Define ‘need’. I may be sceptical about it but I’m willing to defer to the industry professionals who have a lifetime of experience and expertise who put massive amounts of effort into figuring out if it was worth doing. Yes politics is a factor, and ultimately if politicians want something to happen and are willing to pay for it then it generally will happen, but not always. These projects take years to get off the ground. Even with political will and a blank cheque it still takes a long time to get it to the point where significant work can be done on the design and build. I suspect at the time the decision was made on HS2 there weren’t many alternatives. These big mega-projects happen in a pipeline rather than in isolation.
The disruption to upgrade railways (any line really, it’s not location specific) would involve 30+ years of closures every single weekend
This. The complexities of upgrading the east-west rail infrastructure are not to be underestimated. Rail engineers have been trying to figure out how to get through the Manchester Oxford Rd bottleneck for years and still haven’t figured it out.
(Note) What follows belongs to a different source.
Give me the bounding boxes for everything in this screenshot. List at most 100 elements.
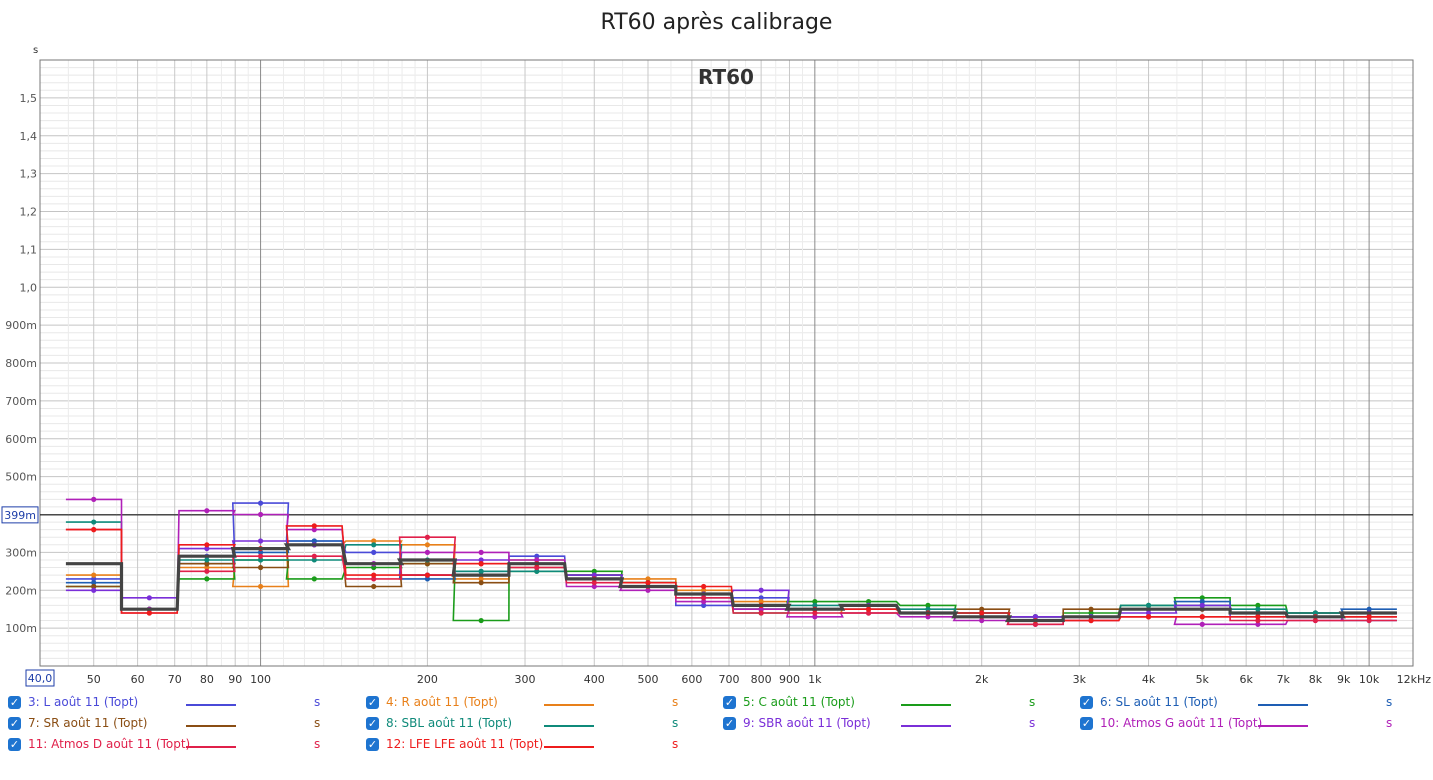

Last time I talked to a rail engineer they told me it basically needs a tunnel between Liverpool and Leeds but that would cost 100s of billions so isn’t anywhere near economically feasible.
NorthwindFull Memberdazh
Full MemberWe need to do those other projects too. I’m not a particular fan of HS2, but I find it incredible that everyone moans about how we have shit infrastructure and how we’re becoming a ‘3rd world country’ (which is frankly ridiculous). Yet when we try to build something modern, everyone whines and moans about how it’s not what they wanted, or it’s too expensive,
You say this like it’s 2 separate options. There was a world where they could have built HS2, or something like it, but just with less ****, therefore delivering something better and cheaper and being able to do more elsewhere. There is a huge amount of space to criticise this project without being anti-infrastructure. Almost every step of it has been half-assed, which is how you arrive at the ludicrous position of having spent so much on a hole in the ground in Euston without even knowing what it is you’re going to build in it. Redesign 3 coming up but they’re already saying “we can redesign it but it doesn’t make any sense if we don’t know what the end job is”. The bill for the most recent postponement of Euston is £200m just to make the site safe. Plus whatever more it costs to reopen it when they finally decide what to do with it… Or decommission it entirely.
I want more and better infrastructure and you get that (in this economic system) by spending wisely and competently, not by clapping loudly while we pour money into holes in the ground while saying “we can’t afford it” to everything else.
dazhFull MemberAlmost every step of it has been half-assed, which is how you arrive at the ludicrous position of having spent so much on a hole in the ground in Euston without even knowing what it is you’re going to build in it.
I don’t disagree. I strongly suspect there are shenanigans when it comes to Euston though. It’s not a coincidence is it that a huge area of prime London real-estate which has already been cleared might be interesting to property developers and others who will be whispering in Sunak’s ear about the money that can be made if they didn’t build a railway station on it.